O estilo de Rubem é o diferencial, sem firula e com uma
objetividade marcante ele mantém um texto coeso, sutil
e de fácil assimilação.
Feito
um bom observador e contemplador da violência e de casos
esdrúxulos, no papel de m ex-policial que de fato foi,
Rubem Fonseca apresenta um dos textos mais maduros e versáteis
da literatura atual colocando-o (arriscando dizer) como um mito
vivo. Recluso à mídia e ao publico em geral, assim
como Dalton Trevisan, outro mestre no gênero, as pessoas
e amigos mais próximos sempre falam de seu bom-humor
e simpatia.
Em
obras adaptadas para o cinema como A Grande Arte, de
Walter Salles, e o recente Bufo & Spalanzani, a natureza
mórbida e inquieta de Rubem Fonseca é colocada
ao receptor de outra forma, e com características diferentes
das que se encontram em seu texto, pois em seus roteiros de
cinema perde o privilégio de ter dentro das palavras
de um livro uma surpresa na frase seguinte. Deve-se ter um cuidado
muito grande ao adaptar obras literárias para a película,
principalmente em gêneros como o de Fonseca, pois o suspense
que se coloca no cinema difere da arte que se encontra nos livros.

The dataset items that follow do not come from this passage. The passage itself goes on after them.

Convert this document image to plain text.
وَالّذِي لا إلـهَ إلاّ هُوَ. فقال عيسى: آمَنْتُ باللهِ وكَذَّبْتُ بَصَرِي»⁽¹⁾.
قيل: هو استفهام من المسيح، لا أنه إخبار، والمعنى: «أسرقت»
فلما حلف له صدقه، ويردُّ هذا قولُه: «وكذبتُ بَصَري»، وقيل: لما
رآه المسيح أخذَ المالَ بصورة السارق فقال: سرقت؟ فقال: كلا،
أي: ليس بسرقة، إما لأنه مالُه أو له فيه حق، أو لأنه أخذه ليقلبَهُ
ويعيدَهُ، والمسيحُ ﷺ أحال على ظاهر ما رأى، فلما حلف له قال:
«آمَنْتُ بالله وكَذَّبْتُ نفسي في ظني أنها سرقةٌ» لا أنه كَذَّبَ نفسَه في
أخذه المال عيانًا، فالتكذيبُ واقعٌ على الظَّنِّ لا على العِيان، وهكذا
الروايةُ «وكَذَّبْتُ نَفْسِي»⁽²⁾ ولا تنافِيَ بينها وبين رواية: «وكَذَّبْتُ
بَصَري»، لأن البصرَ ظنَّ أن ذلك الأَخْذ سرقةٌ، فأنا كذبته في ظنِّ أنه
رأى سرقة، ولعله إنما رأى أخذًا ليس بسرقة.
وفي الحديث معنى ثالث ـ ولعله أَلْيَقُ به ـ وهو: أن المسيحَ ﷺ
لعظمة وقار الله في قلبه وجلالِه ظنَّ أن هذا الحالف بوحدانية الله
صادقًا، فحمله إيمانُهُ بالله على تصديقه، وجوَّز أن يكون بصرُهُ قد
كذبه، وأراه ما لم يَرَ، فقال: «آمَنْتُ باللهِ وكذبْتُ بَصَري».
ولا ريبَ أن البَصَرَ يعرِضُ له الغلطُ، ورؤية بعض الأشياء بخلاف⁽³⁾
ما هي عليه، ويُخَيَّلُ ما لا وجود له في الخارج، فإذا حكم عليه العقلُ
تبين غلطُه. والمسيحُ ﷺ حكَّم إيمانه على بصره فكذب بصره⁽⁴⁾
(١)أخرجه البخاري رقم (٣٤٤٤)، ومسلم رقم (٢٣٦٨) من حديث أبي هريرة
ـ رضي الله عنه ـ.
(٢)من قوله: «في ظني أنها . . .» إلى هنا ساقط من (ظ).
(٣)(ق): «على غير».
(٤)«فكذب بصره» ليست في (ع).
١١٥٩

Entre uma linha e outra há sempre a presença de
alguma frase de efeito, ou mesmo de fonemas sutilmente poéticos
que inspiram a apreciação do leitor rumo ao desfecho,
ou a frase seguinte.
Numa
atmosfera de suspense, subversões, revelações
e adultérios, é preciso que a atenção
esteja completamente voltada para cada frase que, de estratégia
inverossímil, desloca a atenção do leitor
pra dentro das situações que se seguem e clamam
por um final. Final este que nem sempre está dentro de
"leis divinas" e éticas pregadas por valores humanos.
Rubem Fonseca sabe dar um desfecho que foge ao clichê
e ao piegas. Há contos em que as conclusões devem
ser tiradas pelo receptor e que, dessa forma, parecem ser histórias
interrompidas. Um tiro que nunca sai pela culatra. Ficções
que entram como heroína na veia de uma junkie.